Hi..
I am trying to use the Naive Bayes Classifier tool for a various classification analysis (let's call it good customer/ bad customer) but I keep getting different error messages. At first it's data out of bounds for scoring, then it's this "Naive Bayes Classification: Error in apply(log(vapply(seq_along(attribs), function(v) { :"
When I did some simple Titanic testing all seems to be fine though:
I tried to reduce the attributes either number or text (categorical) but the error message is the same.
Anybody might know what may have been the reason for error messages?
Thanks much!
Hello, @goutdelete.
I think it will be easier to debug if we're given a sample workflow. It's tough to say, as I don't see those keywords used in the code within the R tool that's used within the Naive Bayes tool.
Thanks very much @acarter881 for the reply! Let me prep the data and maybe trim some elements so I wouldn't be accidentally put our customer data out there.
By the way there is one post at Stackoverflow with the exact message although I wasn't too sure if it's applicable with my case:
You're welcome, @goutdelete. I saw that as well (it isn't a complete match to your error, but it is close), but I'm sure it's something I should be able to fix if I had the workflow. 🙂
@acarter881 so upon further investigation with the data prep I realized I had one step to cleanse the null value and forgot to update the logic (from isnull() then bad to != 0 then bad). So in the end it accidentally became 1 result only: all good. I suppose it is indeed the same problem like the stackoverflow thread with 1 dim only; Bayes calls for two results to perform the analysis. See the two pics below:
Nonetheless after correction I seem to have new problem; see confusion matrix only shows half and I'm pretty sure it's wrong.
I attached both in the sample workflow below.
Thanks!
Hello, @goutdelete.
I believe these are the only tools you need in your top-most example; the other tools have no effect on the data (see first screenshot).
I think you may want to look into oversampling; it's likely that 23 records of Bad isn't enough. Even if you split that 50/50 with oversampling Bad, then you would only have 46 records in total going into the model, which is likely not going to produce useful results. The Naive Bayes macro uses 500 records (see second screenshot), with a split of 252 Yes and 248 No. This is likely the type of split you want (i.e., 50/50) and shows how you need more records going into the model.
Hi @acarter881 Thanks for the input, let me look into it.
However I don't think reducing other tools would make an impact; selection tool is really just from my original dataset since I have quite a lot more fields, imputation tool on the other hand is necessary, it's the only way that I could think of so that I don't need to go to python route to replace NA with anything such as avg value.

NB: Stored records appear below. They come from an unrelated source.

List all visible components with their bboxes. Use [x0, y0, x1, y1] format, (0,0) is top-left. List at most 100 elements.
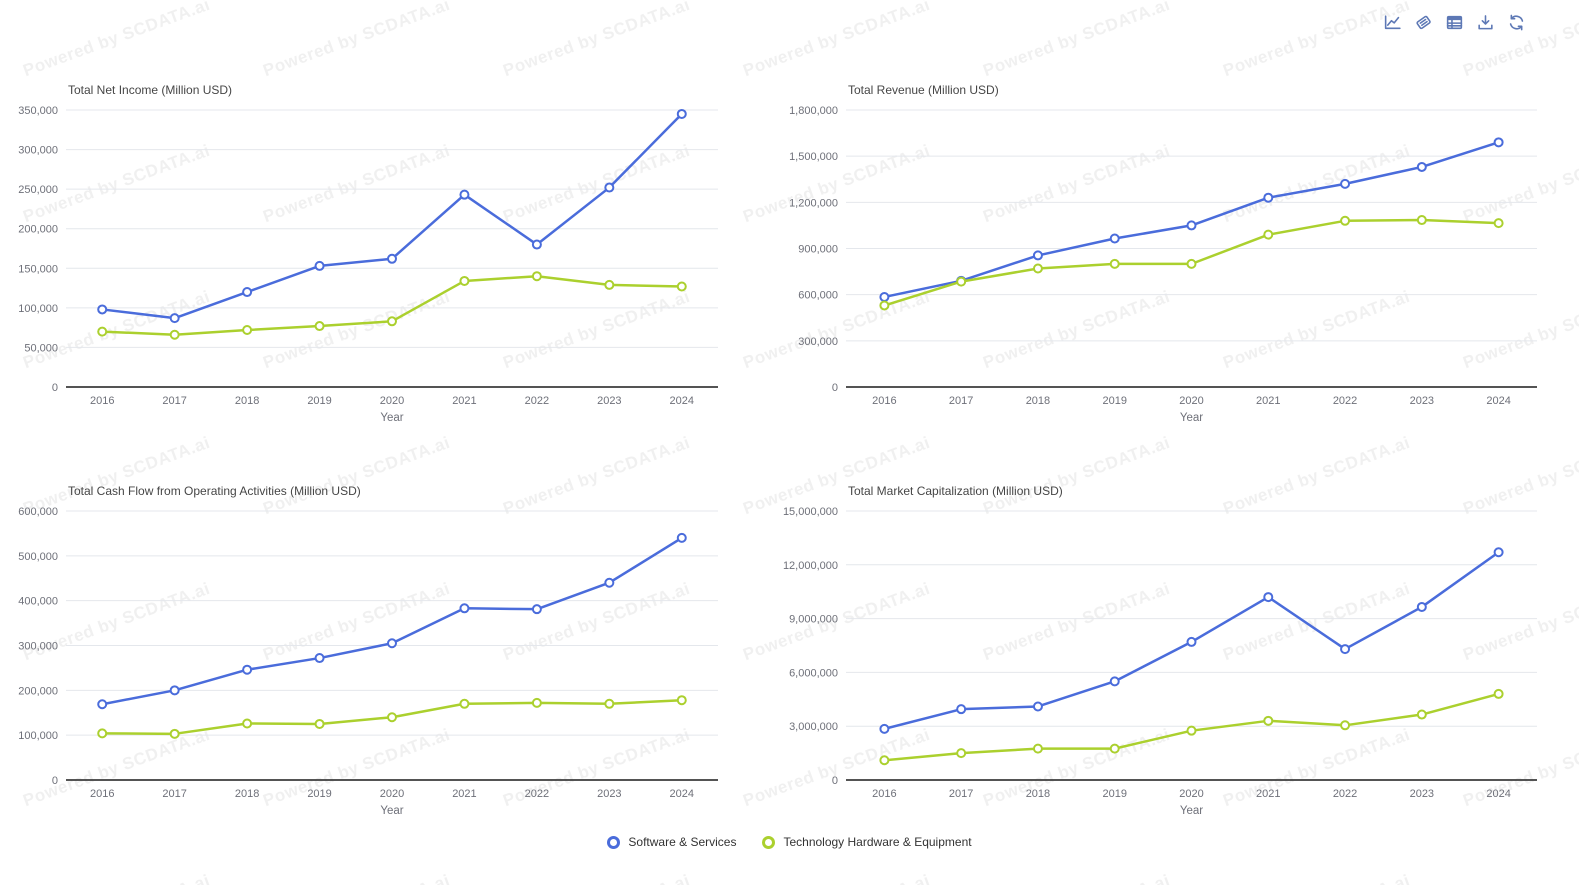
- data-view-icon[interactable]: [1445, 13, 1464, 32]
- data-point[interactable]: [169, 329, 180, 340]
- series-technology-hardware-equipment: [97, 271, 687, 340]
- data-point[interactable]: [387, 712, 397, 723]
- data-point[interactable]: [242, 287, 253, 298]
- legend-label: Technology Hardware & Equipment: [783, 835, 972, 849]
- data-point[interactable]: [97, 728, 108, 739]
- watermark-text: Powered by SCDATA.ai: [1221, 871, 1413, 885]
- chart-text: Year: [380, 805, 403, 817]
- data-point[interactable]: [1493, 218, 1504, 229]
- data-point[interactable]: [676, 532, 687, 543]
- data-point[interactable]: [1340, 178, 1351, 189]
- chart-text: 2022: [1333, 788, 1357, 800]
- data-point[interactable]: [879, 755, 890, 766]
- data-point[interactable]: [387, 316, 397, 327]
- data-point[interactable]: [1263, 592, 1274, 603]
- data-point[interactable]: [1493, 547, 1504, 558]
- data-point[interactable]: [1416, 215, 1427, 226]
- legend-item-technology-hardware-equipment[interactable]: Technology Hardware & Equipment: [762, 835, 972, 849]
- download-icon[interactable]: [1476, 13, 1495, 32]
- data-point[interactable]: [1109, 233, 1120, 244]
- data-point[interactable]: [1109, 743, 1120, 754]
- data-point[interactable]: [604, 698, 615, 709]
- data-point[interactable]: [676, 695, 687, 706]
- data-point[interactable]: [97, 304, 108, 315]
- chart-text: 100,000: [18, 730, 58, 742]
- chart-net-income[interactable]: Total Net Income (Million USD) 0 50,000 100…: [0, 60, 762, 442]
- data-point[interactable]: [1032, 701, 1043, 712]
- chart-text: Total Market Capitalization (Million USD…: [848, 484, 1063, 498]
- data-point[interactable]: [1109, 258, 1120, 269]
- data-point[interactable]: [1109, 676, 1120, 687]
- data-point[interactable]: [1493, 137, 1504, 148]
- data-point[interactable]: [314, 260, 325, 271]
- data-point[interactable]: [676, 281, 687, 292]
- data-point[interactable]: [1416, 161, 1427, 172]
- chart-text: 400,000: [18, 596, 58, 608]
- data-point[interactable]: [459, 189, 470, 200]
- data-point[interactable]: [242, 718, 253, 729]
- data-point[interactable]: [242, 325, 253, 336]
- refresh-icon[interactable]: [1507, 13, 1526, 32]
- data-point[interactable]: [459, 698, 470, 709]
- data-point[interactable]: [1340, 644, 1351, 655]
- chart-text: 0: [52, 382, 58, 394]
- legend-item-software-services[interactable]: Software & Services: [607, 835, 736, 849]
- data-point[interactable]: [1416, 709, 1427, 720]
- data-point[interactable]: [531, 239, 542, 250]
- data-point[interactable]: [1340, 720, 1351, 731]
- x-axis: 2016 2017 2018 2019 2020 2021 2022 2023 2024 Year: [90, 788, 694, 817]
- chart-text: 2017: [949, 788, 973, 800]
- data-point[interactable]: [879, 291, 890, 302]
- data-point[interactable]: [314, 718, 325, 729]
- tag-icon[interactable]: [1414, 13, 1433, 32]
- data-point[interactable]: [1032, 263, 1043, 274]
- chart-text: 900,000: [798, 244, 838, 256]
- chart-cash-flow[interactable]: Total Cash Flow from Operating Activitie…: [0, 458, 762, 840]
- data-point[interactable]: [1493, 688, 1504, 699]
- data-point[interactable]: [459, 275, 470, 286]
- data-point[interactable]: [1186, 725, 1197, 736]
- y-axis: 0 300,000 600,000 900,000 1,200,000 1,500,000…: [789, 105, 1537, 394]
- data-point[interactable]: [1186, 220, 1197, 231]
- data-point[interactable]: [1032, 743, 1043, 754]
- data-point[interactable]: [956, 748, 967, 759]
- data-point[interactable]: [314, 321, 325, 332]
- x-axis: 2016 2017 2018 2019 2020 2021 2022 2023 2024 Year: [872, 788, 1511, 817]
- data-point[interactable]: [169, 728, 180, 739]
- data-point[interactable]: [1186, 258, 1197, 269]
- data-point[interactable]: [531, 271, 542, 282]
- data-point[interactable]: [97, 326, 108, 337]
- chart-text: 2023: [597, 395, 621, 407]
- data-point[interactable]: [1263, 192, 1274, 203]
- data-point[interactable]: [604, 577, 615, 588]
- chart-market-cap[interactable]: Total Market Capitalization (Million USD…: [779, 458, 1561, 840]
- data-point[interactable]: [1032, 250, 1043, 261]
- data-point[interactable]: [387, 253, 397, 264]
- data-point[interactable]: [169, 313, 180, 324]
- data-point[interactable]: [956, 276, 967, 287]
- data-point[interactable]: [1416, 601, 1427, 612]
- data-point[interactable]: [242, 664, 253, 675]
- legend-marker-icon: [607, 835, 621, 849]
- data-point[interactable]: [97, 699, 108, 710]
- data-point[interactable]: [1340, 215, 1351, 226]
- data-point[interactable]: [879, 723, 890, 734]
- data-point[interactable]: [169, 685, 180, 696]
- data-point[interactable]: [1186, 636, 1197, 647]
- data-point[interactable]: [956, 704, 967, 715]
- data-point[interactable]: [604, 182, 615, 193]
- data-point[interactable]: [676, 108, 687, 119]
- data-point[interactable]: [314, 653, 325, 664]
- data-point[interactable]: [459, 603, 470, 614]
- series-software-services: [97, 532, 687, 710]
- data-point[interactable]: [604, 279, 615, 290]
- data-point[interactable]: [387, 638, 397, 649]
- chart-revenue[interactable]: Total Revenue (Million USD) 0 300,000 600,0…: [779, 60, 1561, 442]
- data-point[interactable]: [1263, 229, 1274, 240]
- data-point[interactable]: [1263, 715, 1274, 726]
- data-point[interactable]: [531, 697, 542, 708]
- line-chart-icon[interactable]: [1383, 13, 1402, 32]
- data-point[interactable]: [531, 604, 542, 615]
- data-point[interactable]: [879, 300, 890, 311]
- chart-text: 50,000: [24, 342, 58, 354]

My original data (still a subset only) has over 2000 records so I feel it should be sufficient. 23 might be a smaller number because I used random tool to trim the size of the sample. However it is indeed disproportionate since it's a good/ bad customer type of analyses. Any business would have a big trouble if it's 50/50. :)
On the other hand, I do have some other new error and error message today; if I change the name of the result. Confusion matrix table showed up (but still wrong). And the score error message actually rolled back to what I got before as some "subscript out of bounds"..
In this original subset, it would be 143 Yes and 2014 No. So the table was still wrong unfortunately.